La résilience devient un concept dent-creuse infalsifiable dès lors qu'elle peut s'appliquer à tout processus de revalidation personnel (sur le modus operandi du "vilain petit canard"), amalgamant ainsi au "vague" d'un concept flou des stratégies empiriquement hétérogènes, et même incompatibles.
Et, comme souligné par Tisseron, le concept "naturalise" les inégalités devant la souffrance: les uns s'en sortent par eux-mêmes (self made men): vive l'entreprise privée, ceux qui réussissent réussissent par leur propre ressource (Sarkozy doit a-do-rer, il se vit lui-même comme "résilient", c'est sûr); les pauvres et les exclus du système, tant pis pour eux: z'avaient qu'à être résilients, comme Bolloré, comme Lagardère, comme Séguéla. Na!
Il n'y a pas d'horizon d'assistance psychothérapeutique dans la notion de "résilience", puisqu'elle promeut, telle une transposition "laïque" de la problématique janséniste de la "grâce", le salut personnel par la personne.
Avant, il y avait ceux qui étaient "sauvés" par la grâce, et ceux délaissés par la providence divine (problématique du protestantisme, dont on sait qu'il engendra le capitalisme: on se rassure en faisant fructifier un bénéfice vers une plus-value exponentielle, on se dit ainsi qu'on est du côté des "graciés", malgré le silence de dieu - cf les analyses de Max Weber).
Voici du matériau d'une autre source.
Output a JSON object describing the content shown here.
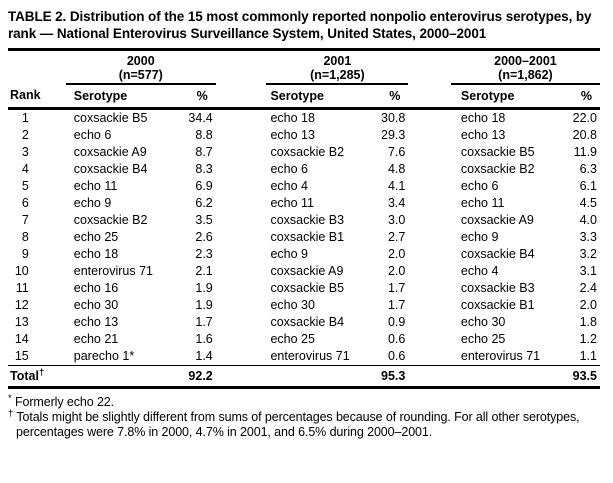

Aujourd'hui, il y aurait les "résilients", et les "foutus" (ou éternels "assistés" des institutions d'encadrement; enfin, rassurons ceux qui aiment les appeler ainsi: plus pour trop longtemps, ils s'en iront grossir la troupe opaque des fantômes du grand capital, et ils n'ont même plus de nom pour se désigner, pour ériger une digue - symbolique d'abord, agissante ensuite - face à l'engloutissement, leur disparition du monde des "actifs" qu'on nous présente comme "visible" - un mensonge censé étayer la norme d'une majorité invisible).
Le hasard et la nécessité, la grâce et la disgrâce, transposés dans une psychologie individuelle.
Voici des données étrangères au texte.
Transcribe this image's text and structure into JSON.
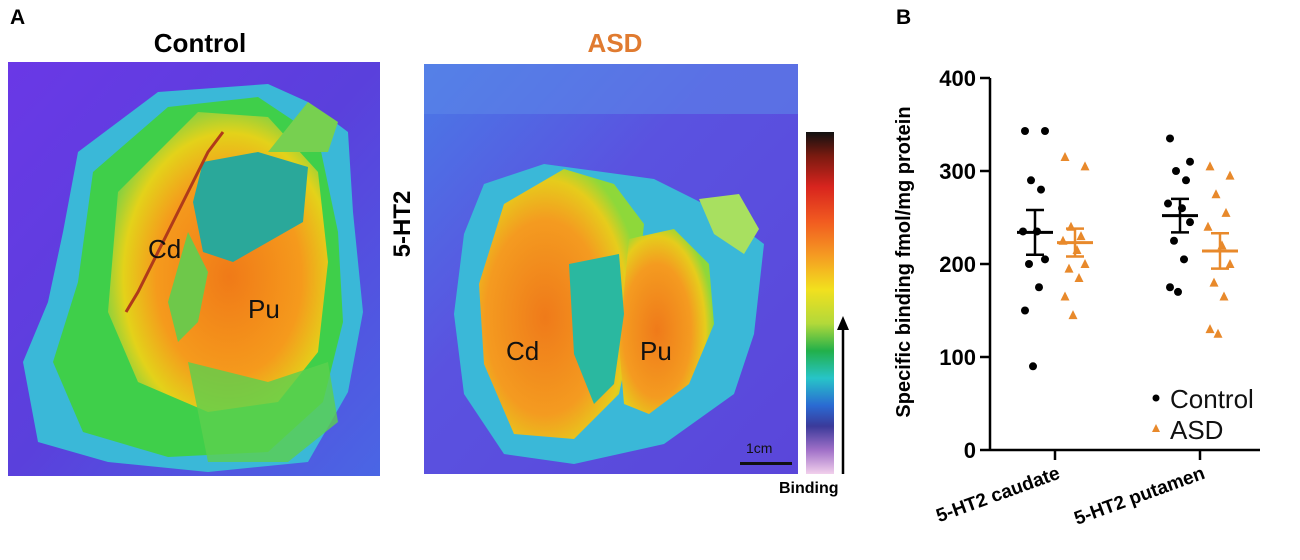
{
  "panel_a": {
    "letter": "A",
    "control_title": "Control",
    "asd_title": "ASD",
    "receptor_label": "5-HT2",
    "control_regions": [
      "Cd",
      "Pu"
    ],
    "asd_regions": [
      "Cd",
      "Pu"
    ],
    "scale_bar": "1cm",
    "colorbar_label": "Binding"
  },
  "panel_b": {
    "letter": "B"
  },
  "colors": {
    "control": "#000000",
    "asd": "#e8892b",
    "asd_title": "#e07b30"
  },
  "chart_data": {
    "type": "scatter",
    "title": "",
    "ylabel": "Specific binding fmol/mg protein",
    "xlabel": "",
    "ylim": [
      0,
      400
    ],
    "yticks": [
      0,
      100,
      200,
      300,
      400
    ],
    "categories": [
      "5-HT2 caudate",
      "5-HT2 putamen"
    ],
    "legend_position": "bottom-right",
    "series": [
      {
        "name": "Control",
        "marker": "circle",
        "color": "#000000",
        "groups": [
          {
            "category": "5-HT2 caudate",
            "values": [
              343,
              343,
              290,
              280,
              235,
              235,
              205,
              200,
              175,
              150,
              90
            ],
            "mean": 234,
            "sem": 24
          },
          {
            "category": "5-HT2 putamen",
            "values": [
              335,
              310,
              300,
              290,
              265,
              260,
              245,
              225,
              205,
              175,
              170
            ],
            "mean": 252,
            "sem": 18
          }
        ]
      },
      {
        "name": "ASD",
        "marker": "triangle",
        "color": "#e8892b",
        "groups": [
          {
            "category": "5-HT2 caudate",
            "values": [
              315,
              305,
              240,
              230,
              225,
              215,
              200,
              195,
              185,
              165,
              145
            ],
            "mean": 223,
            "sem": 15
          },
          {
            "category": "5-HT2 putamen",
            "values": [
              305,
              295,
              275,
              255,
              240,
              220,
              200,
              180,
              165,
              130,
              125
            ],
            "mean": 214,
            "sem": 19
          }
        ]
      }
    ]
  }
}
 Conclusion implicite, masquée: le système d'assistance aux exclus et aux cas difficiles est bien fait: pas besoin de politique ni d'infrastructure d'encadrement; à la limite, la "résilience" se charge de faire le partage entre les "sauvés" et les "foutus".
Voilà pourquoi Tisseron montre, avec pertinence selon moi, que le suremploi de la notion de "résilience", c'est le retour par la fenêtre du socio-darwinisme de l'adaptation sélective. Très à la mode, comme on le sait, dans les "modèles" en vigueur, où le "discours" de la "science" vient opportunément au secours d'une idéologie socio-économique.
De la naissance protestante du capitalisme à la psychologie individualiste et super-capitaliste de la résilience (Bush, Blair, Sarkozy: démantibulons avec allégresse et cynisme - oui, la combinaison des deux, c'est possible comme on disait à la sncf - les outils de protection économique et sociale: les pauvres s'en sortiront par eux-mêmes, au mérite, s'ils le veulent ou s'il le peuvent: un "merveilleux malheur", quoi), la conséquence est bonne.
Cyrulnik a opéré une "hyper-centration" extensive du concept à partir de sa propre biographie. Du coup, c'est devenu un peu médiatiquement le monsieur "je donne de l'espoir à tous les malheureux de la terre". Mais donner de l'espoir, ce n'est pas leurrer comme le fameux leurre de Konrad Lorenz pour tromper les oies, pas les canards, certes, et qui était, lui aussi, éthologiste animalier.  Couin-couin.